New legal partnership to stop the abuse of women with disabilities
Two women – one blind, one deaf – have forged a unique partnership with lawyers to prevent the abuse of women with disabilities.
The women are part of a groundbreaking new video project that has been created with, and for, women with a disability.
The campaign is aimed at South Australian women with a disability who are at risk of domestic violence or elder abuse, highlighted by the Disability Royal Commission and recent SA enquiries into the care and treatment of people with disabilities.
“Putting women with disabilities front and centre, [the royal commission] and other enquiries are revealing deeply shocking examples of abuse,” the commission’s director, Gabrielle Canny said.
“Women with a disability are more likely to suffer domestic violence or elder abuse, but far less aware of their rights and the legal services that can help them.”
The campaign comes as the tragic death of Ann Marie Smith highlighted significant gaps in the legal framework designed to protect people with disabilities.

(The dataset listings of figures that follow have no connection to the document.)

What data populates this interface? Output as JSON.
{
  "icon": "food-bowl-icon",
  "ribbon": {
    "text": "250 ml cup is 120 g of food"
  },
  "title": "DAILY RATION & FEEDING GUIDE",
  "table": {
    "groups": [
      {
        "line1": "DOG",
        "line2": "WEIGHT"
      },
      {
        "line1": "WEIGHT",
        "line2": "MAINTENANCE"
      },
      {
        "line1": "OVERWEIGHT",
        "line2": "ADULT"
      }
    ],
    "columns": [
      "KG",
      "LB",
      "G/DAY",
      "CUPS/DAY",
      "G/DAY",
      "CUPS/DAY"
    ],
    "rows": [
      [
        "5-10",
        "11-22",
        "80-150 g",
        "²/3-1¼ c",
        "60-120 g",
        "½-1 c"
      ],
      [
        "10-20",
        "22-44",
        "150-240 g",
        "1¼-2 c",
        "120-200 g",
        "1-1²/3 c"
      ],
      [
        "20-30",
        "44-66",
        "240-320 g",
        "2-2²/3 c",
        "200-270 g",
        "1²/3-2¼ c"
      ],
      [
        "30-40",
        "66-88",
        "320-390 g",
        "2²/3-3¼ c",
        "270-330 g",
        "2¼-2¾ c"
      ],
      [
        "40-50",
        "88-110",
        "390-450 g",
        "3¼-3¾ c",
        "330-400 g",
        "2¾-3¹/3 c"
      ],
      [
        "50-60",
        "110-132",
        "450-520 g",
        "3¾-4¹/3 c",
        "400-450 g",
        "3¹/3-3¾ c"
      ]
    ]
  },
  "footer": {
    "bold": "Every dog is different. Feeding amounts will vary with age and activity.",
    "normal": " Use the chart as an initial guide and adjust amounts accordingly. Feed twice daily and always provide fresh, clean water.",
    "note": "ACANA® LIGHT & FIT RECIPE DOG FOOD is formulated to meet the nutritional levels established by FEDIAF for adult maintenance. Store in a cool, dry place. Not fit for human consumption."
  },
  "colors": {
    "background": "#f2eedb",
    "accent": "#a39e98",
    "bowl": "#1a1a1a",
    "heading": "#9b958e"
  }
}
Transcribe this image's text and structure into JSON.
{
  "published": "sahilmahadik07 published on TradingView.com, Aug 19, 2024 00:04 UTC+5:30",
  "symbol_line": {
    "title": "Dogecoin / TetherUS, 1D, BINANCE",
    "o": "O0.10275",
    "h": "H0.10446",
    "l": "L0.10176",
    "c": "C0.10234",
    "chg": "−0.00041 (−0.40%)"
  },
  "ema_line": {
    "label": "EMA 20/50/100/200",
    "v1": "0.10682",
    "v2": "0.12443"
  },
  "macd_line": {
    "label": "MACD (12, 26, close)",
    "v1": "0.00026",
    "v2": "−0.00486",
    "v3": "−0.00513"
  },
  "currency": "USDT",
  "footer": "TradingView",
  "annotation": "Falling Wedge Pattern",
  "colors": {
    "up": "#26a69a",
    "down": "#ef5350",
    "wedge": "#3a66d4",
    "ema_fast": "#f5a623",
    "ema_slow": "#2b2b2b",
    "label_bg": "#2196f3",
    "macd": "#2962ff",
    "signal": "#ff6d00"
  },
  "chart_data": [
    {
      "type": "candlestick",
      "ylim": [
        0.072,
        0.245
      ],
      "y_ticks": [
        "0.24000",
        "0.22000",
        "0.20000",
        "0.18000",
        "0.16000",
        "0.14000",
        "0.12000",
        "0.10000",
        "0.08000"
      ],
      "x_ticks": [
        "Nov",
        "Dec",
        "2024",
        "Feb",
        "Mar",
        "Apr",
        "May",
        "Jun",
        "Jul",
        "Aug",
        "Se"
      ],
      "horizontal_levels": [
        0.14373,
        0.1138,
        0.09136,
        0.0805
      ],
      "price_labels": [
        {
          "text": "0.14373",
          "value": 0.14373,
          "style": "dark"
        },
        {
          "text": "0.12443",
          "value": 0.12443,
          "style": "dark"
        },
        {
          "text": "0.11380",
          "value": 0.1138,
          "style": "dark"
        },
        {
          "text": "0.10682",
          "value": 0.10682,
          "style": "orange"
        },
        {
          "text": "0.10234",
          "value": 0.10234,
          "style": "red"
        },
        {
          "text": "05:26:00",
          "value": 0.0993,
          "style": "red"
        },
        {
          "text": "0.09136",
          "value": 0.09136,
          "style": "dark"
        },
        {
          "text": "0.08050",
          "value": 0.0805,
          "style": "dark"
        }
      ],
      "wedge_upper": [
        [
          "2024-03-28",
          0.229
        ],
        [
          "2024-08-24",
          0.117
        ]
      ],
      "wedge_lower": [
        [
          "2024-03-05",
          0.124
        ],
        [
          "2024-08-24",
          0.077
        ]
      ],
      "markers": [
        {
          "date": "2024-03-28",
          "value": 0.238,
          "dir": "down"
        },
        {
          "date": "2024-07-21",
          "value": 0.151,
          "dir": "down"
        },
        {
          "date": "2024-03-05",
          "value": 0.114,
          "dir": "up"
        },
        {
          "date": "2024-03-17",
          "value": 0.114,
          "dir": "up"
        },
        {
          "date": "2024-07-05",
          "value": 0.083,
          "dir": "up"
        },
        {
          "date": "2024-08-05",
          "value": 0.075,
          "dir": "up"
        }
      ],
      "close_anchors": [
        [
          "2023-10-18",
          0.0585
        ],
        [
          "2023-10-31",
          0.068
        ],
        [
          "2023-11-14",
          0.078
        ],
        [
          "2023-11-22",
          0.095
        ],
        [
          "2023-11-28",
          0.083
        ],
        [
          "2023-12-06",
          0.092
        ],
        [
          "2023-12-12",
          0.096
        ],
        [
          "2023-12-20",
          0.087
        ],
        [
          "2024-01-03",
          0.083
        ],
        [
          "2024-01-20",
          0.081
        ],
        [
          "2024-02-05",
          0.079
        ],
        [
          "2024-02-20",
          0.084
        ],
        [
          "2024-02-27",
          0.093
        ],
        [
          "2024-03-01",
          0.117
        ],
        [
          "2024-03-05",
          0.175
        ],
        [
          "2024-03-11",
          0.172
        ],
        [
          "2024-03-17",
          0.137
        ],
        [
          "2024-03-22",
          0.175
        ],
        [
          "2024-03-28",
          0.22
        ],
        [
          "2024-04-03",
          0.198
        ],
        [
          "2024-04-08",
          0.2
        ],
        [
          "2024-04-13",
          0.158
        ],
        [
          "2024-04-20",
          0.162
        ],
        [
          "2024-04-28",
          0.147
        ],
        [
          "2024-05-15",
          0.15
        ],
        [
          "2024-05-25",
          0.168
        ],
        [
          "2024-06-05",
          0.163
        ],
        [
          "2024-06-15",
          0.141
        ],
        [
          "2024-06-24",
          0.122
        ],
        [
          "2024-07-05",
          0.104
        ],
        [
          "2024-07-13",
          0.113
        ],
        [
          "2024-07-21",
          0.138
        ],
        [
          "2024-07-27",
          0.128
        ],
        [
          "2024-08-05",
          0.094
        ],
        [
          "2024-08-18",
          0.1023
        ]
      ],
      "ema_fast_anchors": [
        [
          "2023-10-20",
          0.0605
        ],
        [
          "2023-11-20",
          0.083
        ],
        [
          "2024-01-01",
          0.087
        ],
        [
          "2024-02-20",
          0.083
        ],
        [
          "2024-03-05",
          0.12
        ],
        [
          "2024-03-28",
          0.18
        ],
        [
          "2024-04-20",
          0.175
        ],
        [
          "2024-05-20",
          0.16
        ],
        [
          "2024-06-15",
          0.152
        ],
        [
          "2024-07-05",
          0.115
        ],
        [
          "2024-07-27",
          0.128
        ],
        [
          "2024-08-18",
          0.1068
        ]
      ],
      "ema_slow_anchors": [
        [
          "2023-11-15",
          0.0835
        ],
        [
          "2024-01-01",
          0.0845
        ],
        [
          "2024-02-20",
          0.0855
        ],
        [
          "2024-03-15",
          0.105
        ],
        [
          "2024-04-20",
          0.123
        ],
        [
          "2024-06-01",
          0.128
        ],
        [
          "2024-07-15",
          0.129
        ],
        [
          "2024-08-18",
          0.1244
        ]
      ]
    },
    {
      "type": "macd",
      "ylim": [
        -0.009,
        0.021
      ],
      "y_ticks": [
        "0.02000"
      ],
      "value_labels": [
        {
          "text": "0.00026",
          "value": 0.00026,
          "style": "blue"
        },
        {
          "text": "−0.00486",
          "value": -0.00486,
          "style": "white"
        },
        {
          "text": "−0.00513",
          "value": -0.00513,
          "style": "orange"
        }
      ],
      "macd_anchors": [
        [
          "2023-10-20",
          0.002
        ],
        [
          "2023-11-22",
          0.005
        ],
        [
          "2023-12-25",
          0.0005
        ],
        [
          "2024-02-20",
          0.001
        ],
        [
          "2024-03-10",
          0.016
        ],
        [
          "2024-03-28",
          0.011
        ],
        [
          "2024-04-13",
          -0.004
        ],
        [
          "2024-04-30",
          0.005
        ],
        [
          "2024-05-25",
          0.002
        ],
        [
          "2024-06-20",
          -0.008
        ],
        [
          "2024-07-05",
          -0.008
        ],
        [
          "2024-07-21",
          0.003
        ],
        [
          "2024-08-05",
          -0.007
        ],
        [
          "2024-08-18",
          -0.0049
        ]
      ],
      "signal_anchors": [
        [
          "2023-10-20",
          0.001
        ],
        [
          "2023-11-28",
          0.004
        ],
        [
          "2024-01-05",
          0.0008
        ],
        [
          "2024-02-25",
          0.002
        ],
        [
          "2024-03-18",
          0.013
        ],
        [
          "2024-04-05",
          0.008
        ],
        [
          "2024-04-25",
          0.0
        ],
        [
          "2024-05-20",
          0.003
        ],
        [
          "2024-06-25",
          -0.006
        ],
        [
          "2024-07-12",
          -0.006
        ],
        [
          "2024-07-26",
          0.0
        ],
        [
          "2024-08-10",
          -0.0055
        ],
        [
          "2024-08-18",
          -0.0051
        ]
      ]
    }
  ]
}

An urgent review prompted by the death of Ms Smith has found the National Disability Insurance Scheme (NDIS) needed to get better at identifying vulnerable care recipients and improve the supervision of in-home workers.
Police launched a manslaughter investigation into Ms Smith’s death when it was revealed she died after allegedly being left in the same chair in her home for a year.
The Law Society of South Australia had also written to the Safeguarding Task Force – established by the state government – outlining some of the existing shortcomings in the system and suggesting reforms to reduce the risk of people with disability experiencing violence, abuse, neglect and exploitation.
The new project is funded by the Commonwealth government and delivered by the Legal Services Commission of SA in close consultation with disability sector agencies and advocates.
The new initiative will provide vital legal information in plain language. It is delivered by a narrator who is blind (ABC journalist Nas Campanella) and an Auslan presenter who is deaf (Sarah Lewis).
“We want to make information as accessible as possible by removing the barriers that some women with disabilities commonly experience when seeking information about their rights and options,” Ms Canny said.
“In this project, women with a disability are front and centre. It’s important that resources for people with a disability are made with people with a disability.”